The Rise of the AI-Risk Officer
The head of HR had bad news. The bank couldn’t fill its open AI compliance role. No qualified applicants.
Nationwide, McKinsey reported that while demand for data scientists remains high, it’s AI-risk officers—people who bridge compliance, ethics, and machine learning—that banks are scrambling hardest to hire.
“Then we build our own,” said the CRO. “Rotations. Compliance staff shadow the data team. Engineers learn what a regulator thinks like.”
Smart move. Atlantic Trust wouldn’t be alone. More banks are starting cross-functional upskilling to break silos between cyber, risk, and AI. The age of the siloed specialist is fading.
Five Moves Before the Next Strategy Offsite
By the time coffee arrived, the board had jotted five clear priorities. They looked mundane. They were anything but.

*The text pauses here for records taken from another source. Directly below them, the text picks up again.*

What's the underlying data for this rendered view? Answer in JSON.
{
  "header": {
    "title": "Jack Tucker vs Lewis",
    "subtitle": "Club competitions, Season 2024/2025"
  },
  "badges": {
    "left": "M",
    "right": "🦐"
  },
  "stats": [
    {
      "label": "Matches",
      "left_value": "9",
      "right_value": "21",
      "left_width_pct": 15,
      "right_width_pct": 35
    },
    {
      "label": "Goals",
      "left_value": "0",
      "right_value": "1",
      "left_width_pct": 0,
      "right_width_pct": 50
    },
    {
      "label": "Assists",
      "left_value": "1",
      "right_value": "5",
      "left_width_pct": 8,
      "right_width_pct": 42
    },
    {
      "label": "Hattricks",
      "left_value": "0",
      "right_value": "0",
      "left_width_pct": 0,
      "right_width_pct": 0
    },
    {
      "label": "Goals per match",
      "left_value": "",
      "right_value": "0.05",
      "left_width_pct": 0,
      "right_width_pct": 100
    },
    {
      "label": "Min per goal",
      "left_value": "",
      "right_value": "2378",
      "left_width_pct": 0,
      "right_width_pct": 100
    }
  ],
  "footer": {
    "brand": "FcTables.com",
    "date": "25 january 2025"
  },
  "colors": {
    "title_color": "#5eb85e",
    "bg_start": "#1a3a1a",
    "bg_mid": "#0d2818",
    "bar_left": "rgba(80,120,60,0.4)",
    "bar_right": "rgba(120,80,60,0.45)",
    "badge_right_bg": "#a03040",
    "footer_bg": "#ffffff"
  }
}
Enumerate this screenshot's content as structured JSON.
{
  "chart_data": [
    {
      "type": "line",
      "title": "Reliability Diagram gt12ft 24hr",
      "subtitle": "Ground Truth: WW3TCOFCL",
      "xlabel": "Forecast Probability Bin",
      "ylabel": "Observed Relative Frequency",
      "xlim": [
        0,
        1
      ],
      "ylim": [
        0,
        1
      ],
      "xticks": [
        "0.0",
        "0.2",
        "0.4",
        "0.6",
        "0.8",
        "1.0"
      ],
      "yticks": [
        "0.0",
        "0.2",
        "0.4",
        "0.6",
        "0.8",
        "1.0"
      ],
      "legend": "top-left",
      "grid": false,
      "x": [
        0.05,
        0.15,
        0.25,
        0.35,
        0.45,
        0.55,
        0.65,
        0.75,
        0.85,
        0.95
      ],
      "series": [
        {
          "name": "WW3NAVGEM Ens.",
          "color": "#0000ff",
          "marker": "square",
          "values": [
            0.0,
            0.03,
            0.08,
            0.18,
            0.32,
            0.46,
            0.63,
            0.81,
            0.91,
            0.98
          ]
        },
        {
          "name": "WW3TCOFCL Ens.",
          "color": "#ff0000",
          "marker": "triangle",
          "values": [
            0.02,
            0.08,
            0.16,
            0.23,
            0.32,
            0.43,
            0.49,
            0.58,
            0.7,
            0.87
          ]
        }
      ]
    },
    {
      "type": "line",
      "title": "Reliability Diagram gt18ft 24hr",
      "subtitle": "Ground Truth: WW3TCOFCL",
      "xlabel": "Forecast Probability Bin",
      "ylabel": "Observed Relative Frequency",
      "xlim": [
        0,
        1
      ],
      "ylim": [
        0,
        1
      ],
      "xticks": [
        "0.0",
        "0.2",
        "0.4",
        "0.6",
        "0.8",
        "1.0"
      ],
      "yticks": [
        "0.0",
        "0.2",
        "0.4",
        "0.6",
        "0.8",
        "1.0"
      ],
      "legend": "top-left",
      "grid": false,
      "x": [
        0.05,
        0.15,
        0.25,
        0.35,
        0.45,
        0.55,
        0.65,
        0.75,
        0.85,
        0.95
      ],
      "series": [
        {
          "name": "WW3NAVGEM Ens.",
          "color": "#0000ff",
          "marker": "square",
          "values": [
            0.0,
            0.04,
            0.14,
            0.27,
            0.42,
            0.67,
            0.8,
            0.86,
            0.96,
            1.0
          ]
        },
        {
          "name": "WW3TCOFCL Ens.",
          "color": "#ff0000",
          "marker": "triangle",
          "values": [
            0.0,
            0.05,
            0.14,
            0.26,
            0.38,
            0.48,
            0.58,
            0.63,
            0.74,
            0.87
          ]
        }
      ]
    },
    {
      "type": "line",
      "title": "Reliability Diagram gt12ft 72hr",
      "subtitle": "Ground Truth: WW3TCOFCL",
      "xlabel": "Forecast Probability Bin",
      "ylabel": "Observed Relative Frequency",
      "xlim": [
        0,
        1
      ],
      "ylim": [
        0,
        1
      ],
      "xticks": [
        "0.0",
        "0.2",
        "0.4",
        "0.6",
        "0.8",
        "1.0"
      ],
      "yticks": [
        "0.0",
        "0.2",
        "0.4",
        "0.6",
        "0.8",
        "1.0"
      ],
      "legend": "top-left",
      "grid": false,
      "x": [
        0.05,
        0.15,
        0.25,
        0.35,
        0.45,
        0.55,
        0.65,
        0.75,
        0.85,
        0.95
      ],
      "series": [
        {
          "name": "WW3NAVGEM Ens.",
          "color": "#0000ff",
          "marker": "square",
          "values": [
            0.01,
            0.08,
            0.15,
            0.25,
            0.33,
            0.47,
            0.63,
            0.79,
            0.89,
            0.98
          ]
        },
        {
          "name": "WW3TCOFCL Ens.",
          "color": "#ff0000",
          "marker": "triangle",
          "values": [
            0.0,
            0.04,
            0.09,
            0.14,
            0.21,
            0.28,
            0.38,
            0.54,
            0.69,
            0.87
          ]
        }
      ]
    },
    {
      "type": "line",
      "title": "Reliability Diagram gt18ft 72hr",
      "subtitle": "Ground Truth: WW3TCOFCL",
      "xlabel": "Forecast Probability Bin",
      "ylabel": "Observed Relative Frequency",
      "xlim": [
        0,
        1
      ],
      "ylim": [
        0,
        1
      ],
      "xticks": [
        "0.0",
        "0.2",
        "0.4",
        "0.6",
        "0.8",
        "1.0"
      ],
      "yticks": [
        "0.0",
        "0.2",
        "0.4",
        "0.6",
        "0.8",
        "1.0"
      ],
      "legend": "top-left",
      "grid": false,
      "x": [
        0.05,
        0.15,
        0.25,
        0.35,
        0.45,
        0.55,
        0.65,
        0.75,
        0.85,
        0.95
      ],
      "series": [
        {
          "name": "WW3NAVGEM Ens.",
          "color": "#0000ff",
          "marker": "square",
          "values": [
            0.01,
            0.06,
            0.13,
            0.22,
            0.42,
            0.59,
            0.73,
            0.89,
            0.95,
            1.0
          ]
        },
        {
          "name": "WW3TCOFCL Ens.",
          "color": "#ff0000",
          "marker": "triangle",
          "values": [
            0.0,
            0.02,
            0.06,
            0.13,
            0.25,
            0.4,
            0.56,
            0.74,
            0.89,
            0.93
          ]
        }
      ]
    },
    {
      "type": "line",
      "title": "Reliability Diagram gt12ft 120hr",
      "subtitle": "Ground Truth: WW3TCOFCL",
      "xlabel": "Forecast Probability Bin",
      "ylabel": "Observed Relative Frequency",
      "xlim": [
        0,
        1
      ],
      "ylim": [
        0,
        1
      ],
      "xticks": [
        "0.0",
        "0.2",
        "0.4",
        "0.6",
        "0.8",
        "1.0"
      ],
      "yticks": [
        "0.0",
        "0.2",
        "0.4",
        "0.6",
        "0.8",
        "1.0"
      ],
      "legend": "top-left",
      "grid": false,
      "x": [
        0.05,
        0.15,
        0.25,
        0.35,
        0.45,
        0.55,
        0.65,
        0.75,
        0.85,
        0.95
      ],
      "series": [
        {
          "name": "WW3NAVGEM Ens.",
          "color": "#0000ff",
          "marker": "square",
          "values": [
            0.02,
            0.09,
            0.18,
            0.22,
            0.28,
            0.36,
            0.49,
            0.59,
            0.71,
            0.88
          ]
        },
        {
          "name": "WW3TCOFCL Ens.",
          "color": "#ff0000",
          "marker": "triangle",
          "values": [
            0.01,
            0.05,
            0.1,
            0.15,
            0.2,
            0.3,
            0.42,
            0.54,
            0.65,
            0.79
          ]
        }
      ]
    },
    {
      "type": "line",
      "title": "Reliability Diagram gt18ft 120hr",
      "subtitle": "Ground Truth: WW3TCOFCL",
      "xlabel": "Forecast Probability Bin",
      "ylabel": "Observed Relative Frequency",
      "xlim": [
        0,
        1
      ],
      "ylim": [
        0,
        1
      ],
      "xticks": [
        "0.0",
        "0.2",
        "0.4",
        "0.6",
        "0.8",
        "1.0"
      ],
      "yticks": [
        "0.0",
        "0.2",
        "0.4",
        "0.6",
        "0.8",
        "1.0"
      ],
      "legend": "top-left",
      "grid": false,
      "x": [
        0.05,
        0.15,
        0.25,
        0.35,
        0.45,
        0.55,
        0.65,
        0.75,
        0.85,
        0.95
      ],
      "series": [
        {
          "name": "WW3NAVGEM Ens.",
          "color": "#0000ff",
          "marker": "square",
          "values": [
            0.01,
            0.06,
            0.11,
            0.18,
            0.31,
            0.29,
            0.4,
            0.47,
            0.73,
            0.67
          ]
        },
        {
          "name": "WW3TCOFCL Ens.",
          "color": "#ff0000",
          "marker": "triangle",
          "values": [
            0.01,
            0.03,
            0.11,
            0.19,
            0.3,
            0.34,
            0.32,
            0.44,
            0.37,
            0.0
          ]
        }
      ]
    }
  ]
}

Move | First Action | What to Track |
---|---|---|
Name an AI czar | Assign CRO or CISO formal responsibility | Residual AI risk vs. stated appetite |
Build a Governance Hub | Centralize model inventories and policy exceptions | % of models with current documentation |
Redesign a single process | Start with something high-volume (fraud, onboarding) | Time-to-decision, pre/post accuracy |
Enforce explainability | Make transparency a purchase condition | % of vendors providing XAI-ready output |
Track value + risk | Create twin dashboards for ROI and KRI | Cost savings vs. drift alerts, side by side |
Ambition + Discipline Wins the Race
The meeting at Atlantic Trust didn’t end with applause. It ended with a quiet resolve.
They would pilot a workflow overhaul before year-end. Every Gen-AI vendor would be reevaluated for transparency. An AI governance charter would be written—and owned by someone with teeth.
As chairs scraped and briefcases clicked shut, the CEO paused, one hand still on the table.
“We don’t need to be early adopters,” he said. “We need to be surgical. Disciplined. We govern money like oxygen. Let’s govern machines the same way.”
He nodded to the CISO.
“Start drafting.”
Reference
McKinsey & Company. (2025, March). The state of AI: How organizations are rewiring to capture value. Global survey of 1,491 executives. Link.